I recently read an interview published in The New York Times between Michiko Kakutani, chief book critic for the newspaper, and President Barack Obama, in which President Obama said: “[Toni Morrison’s] Song of Solomon is a book I think of when I imagine people going through hardship. That it’s not just pain, but there’s joy and glory and mystery.”
I could not have composed a more true or poignant statement about my family’s journey through my husband’s traumatic brain injury (TBI).
“Pain, joy, glory, and mystery.” When a loved one sustains a serious head injury, there is certainly pain and hardship — it’s discussed openly on this and other blogs — and the list of hardships is varied and long. TBI’s deliver potent cocktails of mental, emotional, physical, and psychological trauma not only to the injured person but also to their families.
One of the reasons this injury is so hard on people is because of the mystery the human brain still represents to doctors and families. Every TBI is different because every individual and every brain is different. Doctors can make educated guesses about who will recover and who won’t — and to what extent they will recover — but many times, they are wrong. Some people who show little or no damage on a brain scan turn out to be greatly impaired when it comes to coping with the daily acts of living; and others with severe injuries go back to highly functional lives.
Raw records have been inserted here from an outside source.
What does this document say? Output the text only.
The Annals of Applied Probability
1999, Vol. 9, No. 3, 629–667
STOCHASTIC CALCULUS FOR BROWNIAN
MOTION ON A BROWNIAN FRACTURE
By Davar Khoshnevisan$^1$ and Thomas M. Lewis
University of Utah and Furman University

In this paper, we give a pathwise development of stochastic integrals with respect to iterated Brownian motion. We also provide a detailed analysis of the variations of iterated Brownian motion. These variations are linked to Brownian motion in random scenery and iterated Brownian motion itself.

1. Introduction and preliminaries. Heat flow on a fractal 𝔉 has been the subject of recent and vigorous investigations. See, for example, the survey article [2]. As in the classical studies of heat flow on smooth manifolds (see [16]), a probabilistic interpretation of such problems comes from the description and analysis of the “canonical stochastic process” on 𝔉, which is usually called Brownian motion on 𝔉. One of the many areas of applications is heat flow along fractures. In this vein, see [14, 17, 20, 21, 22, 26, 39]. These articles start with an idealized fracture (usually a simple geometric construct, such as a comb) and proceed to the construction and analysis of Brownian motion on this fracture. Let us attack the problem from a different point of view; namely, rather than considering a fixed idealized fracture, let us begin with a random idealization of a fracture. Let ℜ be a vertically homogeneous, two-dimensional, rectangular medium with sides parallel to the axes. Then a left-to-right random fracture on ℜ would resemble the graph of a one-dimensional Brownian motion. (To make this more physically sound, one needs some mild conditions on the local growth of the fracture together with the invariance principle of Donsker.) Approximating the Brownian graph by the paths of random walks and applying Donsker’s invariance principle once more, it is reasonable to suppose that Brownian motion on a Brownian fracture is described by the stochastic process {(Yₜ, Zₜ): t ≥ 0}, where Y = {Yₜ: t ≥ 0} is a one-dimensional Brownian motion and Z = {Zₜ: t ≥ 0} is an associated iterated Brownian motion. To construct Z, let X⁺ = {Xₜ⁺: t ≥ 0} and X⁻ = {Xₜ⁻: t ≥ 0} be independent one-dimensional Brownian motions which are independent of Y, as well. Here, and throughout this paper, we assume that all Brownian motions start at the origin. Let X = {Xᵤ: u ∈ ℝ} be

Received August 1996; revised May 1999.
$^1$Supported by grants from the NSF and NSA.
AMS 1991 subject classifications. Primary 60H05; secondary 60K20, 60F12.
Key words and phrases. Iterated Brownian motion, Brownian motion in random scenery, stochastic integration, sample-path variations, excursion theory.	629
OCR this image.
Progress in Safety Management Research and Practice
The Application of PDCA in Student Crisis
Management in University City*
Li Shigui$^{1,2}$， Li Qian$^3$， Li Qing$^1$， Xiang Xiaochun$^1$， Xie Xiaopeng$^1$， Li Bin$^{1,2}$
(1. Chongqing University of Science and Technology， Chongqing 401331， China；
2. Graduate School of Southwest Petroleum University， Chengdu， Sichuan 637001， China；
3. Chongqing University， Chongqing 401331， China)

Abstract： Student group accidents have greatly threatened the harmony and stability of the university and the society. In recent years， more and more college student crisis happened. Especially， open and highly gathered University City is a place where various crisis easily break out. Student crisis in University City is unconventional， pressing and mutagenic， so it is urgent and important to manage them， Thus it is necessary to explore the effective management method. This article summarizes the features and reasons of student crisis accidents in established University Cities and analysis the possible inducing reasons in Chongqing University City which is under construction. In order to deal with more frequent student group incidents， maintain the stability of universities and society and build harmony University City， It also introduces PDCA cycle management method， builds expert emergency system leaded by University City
This kind of mystery wreaks havoc on families and individuals who want concrete answers about what the future holds — and there are none.
I first experienced glory — that divine sense of wonder — on the day my husband awoke from his coma and again when he took his first steps to me and many times after as he overcame deficit after deficit through the hard work of rehabilitation. The feeling overwhelmed me in the initial days following his accident when I received an avalanche of love, empathy, and support, as I felt the prayers and presence of people rooting for us in a way that was palpable. These thoughts, prayers, and sentiments cushioned me in a way that continues to defy explanation — and the word glory seems to fit.
And joy. There is joy in the midst of hardship. Sometimes it appears in a flash, a rush of joy that flows over you before you realize the harsh realizations that still exist right in front of you. Around the second week that Hugh lay in the ICU, I asked him if he remembered how old I was, just to test him because he seemed so out of it. In his newly awakened, raspy voice, he answered, “beautiful.”
As we travel through our lives, we will all encounter struggles and pain. No one is immune. It’s comforting to know that even in the worst of times, as we pass through the eye of the storm, there are lightning flashes of wonder, glory, and joy slashing through the midst of our pain, if we allow ourselves to feel all that our hearts and minds are capable of holding at once.